Não tinha mais vergonha do ofício, do papel social que exercia. Sim, era um ofício. Não deixava de ser. A despeito das ofensas de que era vítima, considerava-se honrada. A honra (na acepção biológica da palavra) fora arrancada há muito, mas a honra moral, abstrata e rara, essa ela tinha. Era puta mais por opção que por necessidade. Para bem dizer, era pelos dois motivos. Notável a sua desenvoltura nas artes do amor. Trabalhava com prazer.
Seguia uma dura rotina. A jornada começava de manhã: colchão duro de cama de casebre, pão velho, leite quase ruim, roupa suja, roupa limpa, penteadeira, maquilagem singela e, finalmente, praça.
Nesse fim quase poético de carreira, lembrava-se das noites distantes... Que era feito daqueles tempos áureos? Das noites em que se deitava com os figurões da cidade: deputados, coronéis, médicos, juízes... até padres. Ganhava mimos de toda sorte, era esposas, várias. Mas todas elas um tanto mais ousadas. Poligamicamente generosas e interesseiras. E agora ia à praça.

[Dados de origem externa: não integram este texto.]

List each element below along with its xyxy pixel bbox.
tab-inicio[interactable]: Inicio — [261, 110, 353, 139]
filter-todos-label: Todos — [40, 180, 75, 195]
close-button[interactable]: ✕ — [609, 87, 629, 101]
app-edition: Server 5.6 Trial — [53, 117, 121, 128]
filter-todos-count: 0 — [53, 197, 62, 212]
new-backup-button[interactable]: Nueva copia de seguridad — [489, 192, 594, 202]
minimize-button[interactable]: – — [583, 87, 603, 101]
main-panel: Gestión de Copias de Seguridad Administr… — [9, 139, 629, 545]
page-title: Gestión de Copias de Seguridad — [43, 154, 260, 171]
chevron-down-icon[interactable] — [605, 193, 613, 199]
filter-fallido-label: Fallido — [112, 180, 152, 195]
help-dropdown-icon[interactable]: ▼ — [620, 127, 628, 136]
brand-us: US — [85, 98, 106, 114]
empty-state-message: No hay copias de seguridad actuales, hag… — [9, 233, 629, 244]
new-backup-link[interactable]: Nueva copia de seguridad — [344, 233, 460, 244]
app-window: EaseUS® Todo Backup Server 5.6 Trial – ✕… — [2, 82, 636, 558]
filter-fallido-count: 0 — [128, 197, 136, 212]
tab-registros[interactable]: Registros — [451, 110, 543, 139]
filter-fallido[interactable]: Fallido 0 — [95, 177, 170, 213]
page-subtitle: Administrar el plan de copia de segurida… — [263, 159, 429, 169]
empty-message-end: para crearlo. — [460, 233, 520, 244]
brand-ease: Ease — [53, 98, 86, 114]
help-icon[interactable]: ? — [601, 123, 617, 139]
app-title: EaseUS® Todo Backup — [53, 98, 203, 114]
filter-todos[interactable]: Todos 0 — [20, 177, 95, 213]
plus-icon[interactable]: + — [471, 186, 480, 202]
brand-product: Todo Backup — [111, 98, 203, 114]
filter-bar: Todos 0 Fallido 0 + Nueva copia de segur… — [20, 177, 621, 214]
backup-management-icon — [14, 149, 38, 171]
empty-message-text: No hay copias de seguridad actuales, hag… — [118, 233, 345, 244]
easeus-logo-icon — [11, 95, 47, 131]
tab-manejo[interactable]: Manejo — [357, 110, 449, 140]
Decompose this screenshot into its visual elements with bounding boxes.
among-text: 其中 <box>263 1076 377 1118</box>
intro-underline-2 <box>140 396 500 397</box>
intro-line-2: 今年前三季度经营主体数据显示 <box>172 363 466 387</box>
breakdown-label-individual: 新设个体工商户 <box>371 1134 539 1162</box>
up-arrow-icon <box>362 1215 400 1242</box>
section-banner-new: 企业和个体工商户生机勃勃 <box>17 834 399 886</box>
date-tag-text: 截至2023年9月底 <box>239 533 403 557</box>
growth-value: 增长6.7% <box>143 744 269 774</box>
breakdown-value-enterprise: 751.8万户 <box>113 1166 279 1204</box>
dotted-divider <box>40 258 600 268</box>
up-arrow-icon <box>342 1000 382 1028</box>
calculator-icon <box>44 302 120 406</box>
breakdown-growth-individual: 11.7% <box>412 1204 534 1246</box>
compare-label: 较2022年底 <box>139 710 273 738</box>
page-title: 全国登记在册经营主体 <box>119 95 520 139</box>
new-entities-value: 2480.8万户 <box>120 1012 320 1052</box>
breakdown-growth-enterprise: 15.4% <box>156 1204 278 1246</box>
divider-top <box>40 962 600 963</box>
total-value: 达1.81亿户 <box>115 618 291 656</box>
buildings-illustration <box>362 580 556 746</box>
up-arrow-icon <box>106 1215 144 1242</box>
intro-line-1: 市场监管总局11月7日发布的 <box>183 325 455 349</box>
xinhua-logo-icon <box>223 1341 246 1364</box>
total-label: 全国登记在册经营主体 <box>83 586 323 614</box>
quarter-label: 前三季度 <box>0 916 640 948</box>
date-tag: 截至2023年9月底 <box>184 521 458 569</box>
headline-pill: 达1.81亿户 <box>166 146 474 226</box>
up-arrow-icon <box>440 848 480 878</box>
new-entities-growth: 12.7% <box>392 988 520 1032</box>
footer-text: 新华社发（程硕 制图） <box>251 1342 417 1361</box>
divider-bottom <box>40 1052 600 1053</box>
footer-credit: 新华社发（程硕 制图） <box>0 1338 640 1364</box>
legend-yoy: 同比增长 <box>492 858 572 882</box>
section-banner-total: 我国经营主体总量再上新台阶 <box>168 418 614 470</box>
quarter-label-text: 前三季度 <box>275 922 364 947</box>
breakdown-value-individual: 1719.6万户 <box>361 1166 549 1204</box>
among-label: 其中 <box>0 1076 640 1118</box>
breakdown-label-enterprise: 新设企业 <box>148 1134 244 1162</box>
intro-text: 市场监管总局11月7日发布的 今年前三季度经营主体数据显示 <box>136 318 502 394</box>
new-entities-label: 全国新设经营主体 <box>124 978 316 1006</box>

Lugar que as meretrizes mais experientes (para não dizer obsoletas) faziam de vitrine – a praça – era, numa análise animalesca, um cemitério sem buraco nem terra. Elas, as putas, eram cadáveres expostos ao vento; os clientes, vermes comedores de carniça. Pobres meretrizes, escória de uma sociedade escoriada, maltratada e subjugada por outras sociedades mais fortes... Pobres meretrizes, vilipendiadas pelos vilipendiados pelos vilipendiados pelos vilipendiados.
E ela era apenas mais uma puta. Uma putinha. Das putas, a puta desgraçada em fim de carreira, de destino traçado pelas traças. Futuro preto cor de noite, da cor do preto sujo e pobre que solicitava seus carinhos baratos. Um preto longe do preto das noites luxuriosas, noites de cabaré lotado, borbulhante. Sob um olhar menos otimista, nem futuro tinha. Era nada menos profundo que um precipício. Era cair sem olhar e morrer.
E, mesmo assim, tomava os bondes rumo à praça. Tinha a praça como lugar sacro, um segundo lar. Mesmo sem tomar banho (quando não tinha água no cortiço), tomava os bondes. Empestava o ambiente coletivo com um perfume barato, um arremedo de fragrância agradável. Despertava nos tipos que com ela partilhavam o bonde os mais diversos sentimentos. Todos eles de desprezo; quando muito, de pena. “Quantos filhos? Doze? Pouco.”, jurava ouvir nos pensamentos das pessoas do bonde. Na verdade, nunca teve filho algum. Estéril. Não sabia se era dom divino ou maldição. De todo modo, nunca teve em filhos motivo de desespero financeiro. Na verdade, nunca quis parir.
Um peão, um bêbedo, um mendigo... Um a um, iam obtendo, sob os cuidados da puta, algo parecido com redenção. Incansável, cansada da guerra sem fim, rodopiava como um pião de criança. Mas puxaram o cordel com tanta força, que ela, mesmo depois de tantos rodopios, parecia estar longe de parar.
Seguia rodando, rodando... Um pião de cores escuras, que, misturadas num rodopio macabro, formavam uma tonalidade de preto, um preto-sepultura. Queria parar, mas não tinha força. O remédio era aguardar até o relógio da vida bater a hora da morte. E aguardou.
Mais tarde, inapelavelmente, soou a badalada fatal: morreu a puta. Demorou um tanto para encontrar a paz telúrica e definitiva. Antes de finalmente se deitar sozinha, foi devorada por outros vermes, os últimos.